Мне бы возмущаться, а я тихо радовался. Ибо только сейчас понял, что благодетельница-жизнь свела меня с настоящей Любовью. Ольга, мать, отец, Фимка, Никита — все они стоят по другую сторону моего существования, а я — рядом с грешной, такой милой и ласковой, своей судьбой.

Не говоря ни слова, я склонился к девушке, обнял ее за талию, приподнял над подушкой. Ко мне навстречу потянулись полуоткрытые ее губы…

А потом окружающий нас мир покачнулся и рухнул… Кто-то дергал дверь… По радио передавали информацию о ближайшей остановке… Состав дергался, то ускоряя ход, то притормаживая… Поезд останавливался на станциях, трогался с места, снова замирал… Слышались возбужденные голоса пассажиров, плач и смех детей, вздохи расставаний…

Все это происходило будто на другой планете.

В моих объятиях вздрагивало обнаженное женское тело…

Я боялся причинить Любе боль, но ещё больше страшился оставить её неудовлетворённой. Женщины такого унижения не прощают. Поэтому вошел в неё максимально бережно, не на всю глубину. Видимо, Любаша разгадала мои опасения — её ладони легли мне на ягодицы, надавили, заставляя углубиться в лоно.

Пришлось подчиниться.

Вторая, мучающая меня проблема тоже разрешилась. Когда я почувствовал, что мой «инструмент» закаменел, и приготовился сработать, лежащая подо мной женщина тихо и сладостно застонала…

Люба походила в это мгновение на невинную девушку, неопытную и нежную, впервые познавшую сладость объятий любимого мужчины. Она впитывала в себя мужскую ласку, наслаждалась ею и благодарно возвращала…
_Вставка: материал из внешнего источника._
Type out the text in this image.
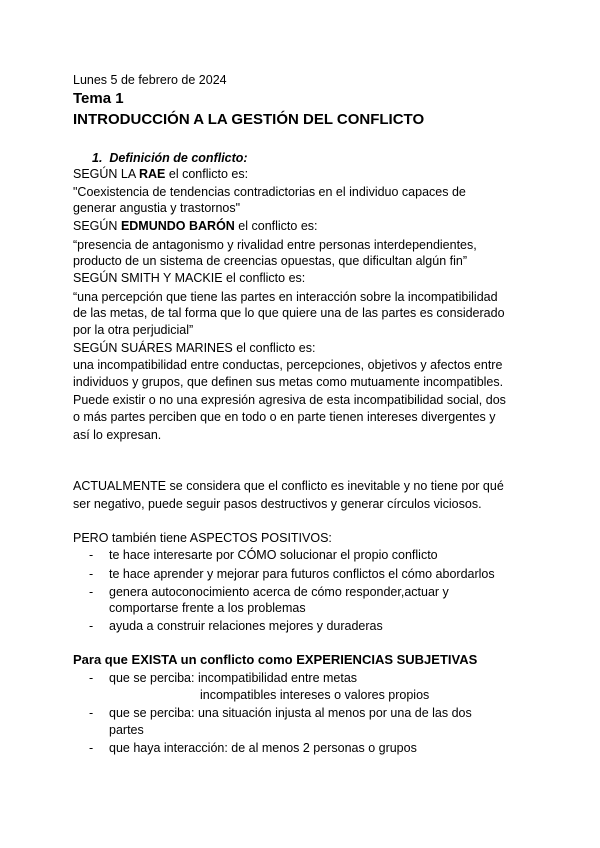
Lunes 5 de febrero de 2024
Tema 1
INTRODUCCIÓN A LA GESTIÓN DEL CONFLICTO
1. Definición de conflicto:
SEGÚN LA RAE el conflicto es:
"Coexistencia de tendencias contradictorias en el individuo capaces de
generar angustia y trastornos"
SEGÚN EDMUNDO BARÓN el conflicto es:
“presencia de antagonismo y rivalidad entre personas interdependientes,
producto de un sistema de creencias opuestas, que dificultan algún fin”
SEGÚN SMITH Y MACKIE el conflicto es:
“una percepción que tiene las partes en interacción sobre la incompatibilidad
de las metas, de tal forma que lo que quiere una de las partes es considerado
por la otra perjudicial”
SEGÚN SUÁRES MARINES el conflicto es:
una incompatibilidad entre conductas, percepciones, objetivos y afectos entre
individuos y grupos, que definen sus metas como mutuamente incompatibles.
Puede existir o no una expresión agresiva de esta incompatibilidad social, dos
o más partes perciben que en todo o en parte tienen intereses divergentes y
así lo expresan.
ACTUALMENTE se considera que el conflicto es inevitable y no tiene por qué
ser negativo, puede seguir pasos destructivos y generar círculos viciosos.
PERO también tiene ASPECTOS POSITIVOS:
- te hace interesarte por CÓMO solucionar el propio conflicto
- te hace aprender y mejorar para futuros conflictos el cómo abordarlos
- genera autoconocimiento acerca de cómo responder,actuar y
comportarse frente a los problemas
- ayuda a construir relaciones mejores y duraderas
Para que EXISTA un conflicto como EXPERIENCIAS SUBJETIVAS
- que se perciba: incompatibilidad entre metas
incompatibles intereses o valores propios
- que se perciba: una situación injusta al menos por una de las dos
partes
- que haya interacción: de al menos 2 personas o grupos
В минуты отдыха, припав разгоряченной головкой к моей груди, тихо смеялась…

И все начиналось сначала…

Не надо самого себя обманывать! Я полюбил не девчонку — зрелую женщину, уже побывавшую под мужчиной. Если верить Владьке, не под одним. Судьба подарила мне красивую, умную, обольстительную грешницу…

А разве я безгрешен?

Память нарисовала нормировщицу Катю, которой я овладел в кладовке на мешках с цементом. Правда, она не особенно сопротивлялась, скорее, притворялась неуступчивой…

А вот представительница заказчика, принимающая выполненные работы, сама, после первого же невинного поцелуя, бесстыдно забралась в мою ширинку…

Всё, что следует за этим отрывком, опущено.